M. Charles Nodier dit de ses Souvenirs de Jeunesse, dans leur dédicace à Lamartine, qu’ils sont le plus intime de ses livres, celui qui est le plus sien, celui qu’il aime le mieux, et nous partageons bien cette prédilection de l’auteur ; c’est que ce livre est pour nous comme le résumé de tous ses livres ; et puis, c’est là surtout qu’il faut étudier ces premières impressions du poète, source brûlante où s’est colorée sa pensée, où s’est trempé son style. Là, nous retrouvons révélées avec plus de franchise et de naïveté ces situations personnelles qu’il avait prêtées déjà aux personnages de ses autres ouvrages. Enfin, c’est là qu’est le thème qu’il a tant de fois depuis et si heureusement varié ; et chacun sait combien de plaisir l’on éprouve à entendre le simple motif d’un air après s’être laissé d’abord ravir aux brillantes fantaisies qu’y a brodées le musicien.
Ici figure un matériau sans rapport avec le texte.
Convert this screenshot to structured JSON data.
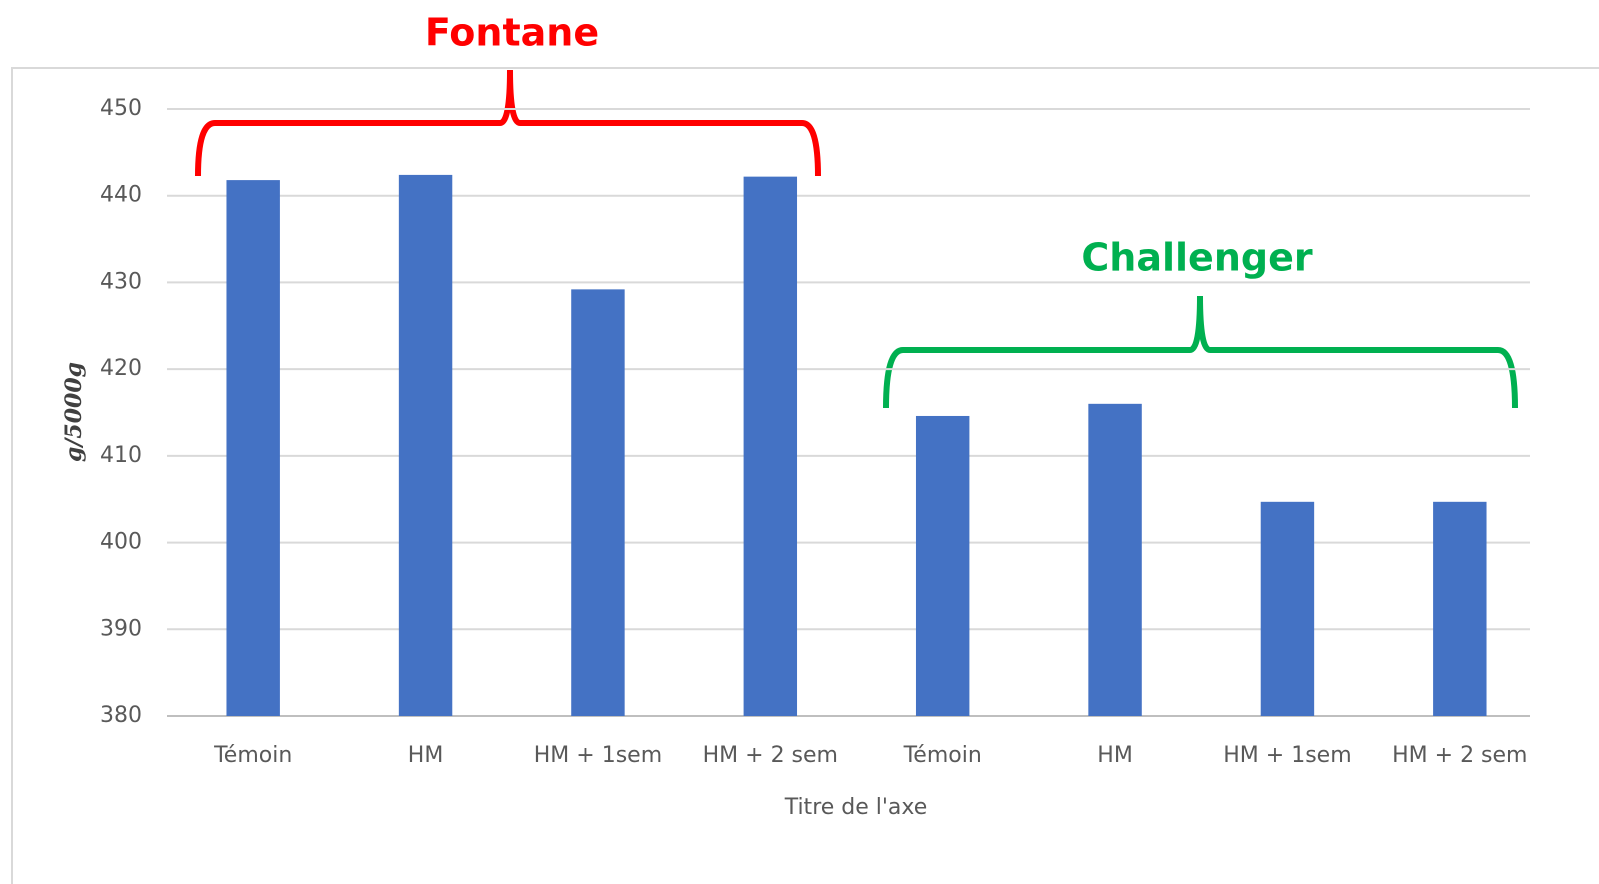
{
  "chart_data": {
    "type": "bar",
    "categories": [
      "Témoin",
      "HM",
      "HM + 1sem",
      "HM + 2 sem",
      "Témoin",
      "HM",
      "HM + 1sem",
      "HM + 2 sem"
    ],
    "values": [
      441.8,
      442.4,
      429.2,
      442.2,
      414.6,
      416,
      404.7,
      404.7
    ],
    "color": "#4472c4",
    "ylim": [
      380,
      450
    ],
    "yticks": [
      380,
      390,
      400,
      410,
      420,
      430,
      440,
      450
    ],
    "grid": true,
    "y_label": "g/5000g",
    "x_label": "Titre de l'axe",
    "annotations": [
      {
        "text": "Fontane",
        "color": "#ff0000"
      },
      {
        "text": "Challenger",
        "color": "#00b050"
      }
    ]
  }
}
Les Souvenirs de Jeunesse se composent de quatre nouvelles bien distinctes.

Séraphine est plutôt un souvenir d’enfance que de jeunesse ; c’est bien le premier amour, l’amour involontaire et qui s’ignore lui-même, celui dont le souvenir suffit à rajeunir encore une ame usée et flétrie. Il y a là toute cette fraîcheur de la matinée qui embaume le cœur et les sens, et dont le midi, si radieux et si doré qu’il soit ; ne fera jamais oublier les timides parfums.

Dans Clémentine ; voici le jeune homme, le jeune homme inquiet et tourmenté, le jeune homme avec sa fougue indomptable, avec sa joie effrénée, avec ses larmes de feu. De quelle poésie passionnée, de quelle fantastique exaltation est remplie cette nouvelle, et surtout la scène qui la termine, cette dernière entrevue des amans à leurs croisées pendant l’orage, à la lueur des éclairs, au bruit du tonnerre !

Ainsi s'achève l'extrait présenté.